Tuesday, 29 March 2016

No longer running from self

For so long I have been running. Running as though through a maze, never able to find the beginning nor the end, because the truth is I too do not know how this all started.

How one is able to bear a bright smile and wear my non-existent feelings on a sleeve. Always smiling, nodding and pretending that everything is okay. Like books on a shelf, I dust the cover, having you read my book by its cover. Yet, if you are to open the pages and read between the lines you will realize I am everything, so many things, but okay is not one of them.

I am more then happy to tell you about how hard working I am, how I believe that ambition is not inborn but worked for. I am more then happy to listen to you and motivate you from the thousand things I have been through. Painting pictures of embedded hard work and drawing images of the life I wish to have, long to be and can't wait to live. Yet, at no point in time am I ever open to letting you know what really goes on inside. That I would rather curl up in a ball and go back to sleep then tell you that I have childhood issues, that I have a void inside that I can't seem to fill or that I run from myself more often than I wish to admit.

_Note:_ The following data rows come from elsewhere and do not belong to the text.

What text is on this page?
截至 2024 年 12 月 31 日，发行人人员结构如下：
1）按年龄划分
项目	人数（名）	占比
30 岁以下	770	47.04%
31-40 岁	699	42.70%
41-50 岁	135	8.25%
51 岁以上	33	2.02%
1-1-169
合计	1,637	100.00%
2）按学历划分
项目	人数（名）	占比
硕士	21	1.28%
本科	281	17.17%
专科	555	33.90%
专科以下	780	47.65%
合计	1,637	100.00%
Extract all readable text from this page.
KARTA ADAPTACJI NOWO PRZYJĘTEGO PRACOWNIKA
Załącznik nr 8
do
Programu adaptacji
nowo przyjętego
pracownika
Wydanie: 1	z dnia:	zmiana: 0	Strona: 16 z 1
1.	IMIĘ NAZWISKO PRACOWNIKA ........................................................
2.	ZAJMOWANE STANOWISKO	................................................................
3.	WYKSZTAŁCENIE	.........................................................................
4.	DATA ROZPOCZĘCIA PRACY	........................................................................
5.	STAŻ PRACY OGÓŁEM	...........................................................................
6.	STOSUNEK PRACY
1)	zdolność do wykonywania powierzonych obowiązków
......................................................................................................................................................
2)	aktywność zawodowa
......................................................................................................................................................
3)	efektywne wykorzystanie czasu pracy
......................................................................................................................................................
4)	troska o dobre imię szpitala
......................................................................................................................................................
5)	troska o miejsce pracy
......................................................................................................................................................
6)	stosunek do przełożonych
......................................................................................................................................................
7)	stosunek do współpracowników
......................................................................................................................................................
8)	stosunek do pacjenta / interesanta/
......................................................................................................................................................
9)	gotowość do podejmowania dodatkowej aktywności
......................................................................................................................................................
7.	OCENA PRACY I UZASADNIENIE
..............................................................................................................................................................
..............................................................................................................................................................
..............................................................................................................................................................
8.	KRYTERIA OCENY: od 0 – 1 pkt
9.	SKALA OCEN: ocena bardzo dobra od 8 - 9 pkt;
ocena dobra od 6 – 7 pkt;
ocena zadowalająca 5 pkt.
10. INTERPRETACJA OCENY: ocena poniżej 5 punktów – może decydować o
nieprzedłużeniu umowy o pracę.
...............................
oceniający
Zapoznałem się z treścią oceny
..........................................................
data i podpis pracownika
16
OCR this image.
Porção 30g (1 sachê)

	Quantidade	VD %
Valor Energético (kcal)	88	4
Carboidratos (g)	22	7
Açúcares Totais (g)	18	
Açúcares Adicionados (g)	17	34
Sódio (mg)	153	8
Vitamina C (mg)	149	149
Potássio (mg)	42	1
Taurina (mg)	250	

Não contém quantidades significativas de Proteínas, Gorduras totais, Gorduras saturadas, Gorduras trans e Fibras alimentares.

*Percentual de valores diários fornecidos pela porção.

I will never tell you of the childhood fears I faced. That never wanting to be alone and running from myself is not something that developed in my teenage years, but something that became apart of me at a tender age. That I as always so afraid of being alone that my mother thought I pretended. She once locked me in a room and I ended up tearing my clothes. It was then that she realized I was truly terrified of being with my own thoughts, that they tormented me with images I never want to have to utter for fear that they may come true. This continued into my teenage years, such that I would bribe my little sister into sleeping in my room, anything other than me being alone. I used to think it had something to do with having my male cousin creep up on me at night, almost raping me. See, when you run from self, you believe it to be anything external, other then internal. You will yourself to believe that there is nothing wrong with you on the inside, but it is all on the outside. Such that when in finally dawns on you that you are flawed, it leaves you wanting to run to the ends of the earth in the hope of never returning again.

I am flawed. I have issues on the inside that I wish I did not need to address. I have a void inside that grew by the years. It is there, plain as black is from white. Vivid, staring and engulfing. It threatens to tear my life apart. Crushing relationships, taking friendships and ruining opportunities. This void can send me back to bed at 10 am, anything then face myself. It will have me text up anyone at 1 am, anything but face myself.

"Knowing better, wanting better, yet never being able to grasp the said better. "

I always wanted to be perfect. Humanly perfect. Do well in school, date my childhood sweetheart till marriage, go to church and just make myself proud. Live a life that is a reflection of what is going on on the outside, as is equally on the inside. Yet, I am anything but..

Today I start this journey of sheer honesty. Today I will teach myself and will myself into being better. Journeying towards the person I not only want to be, but the person I will grow to be. I am broken, but I can be fixed by me.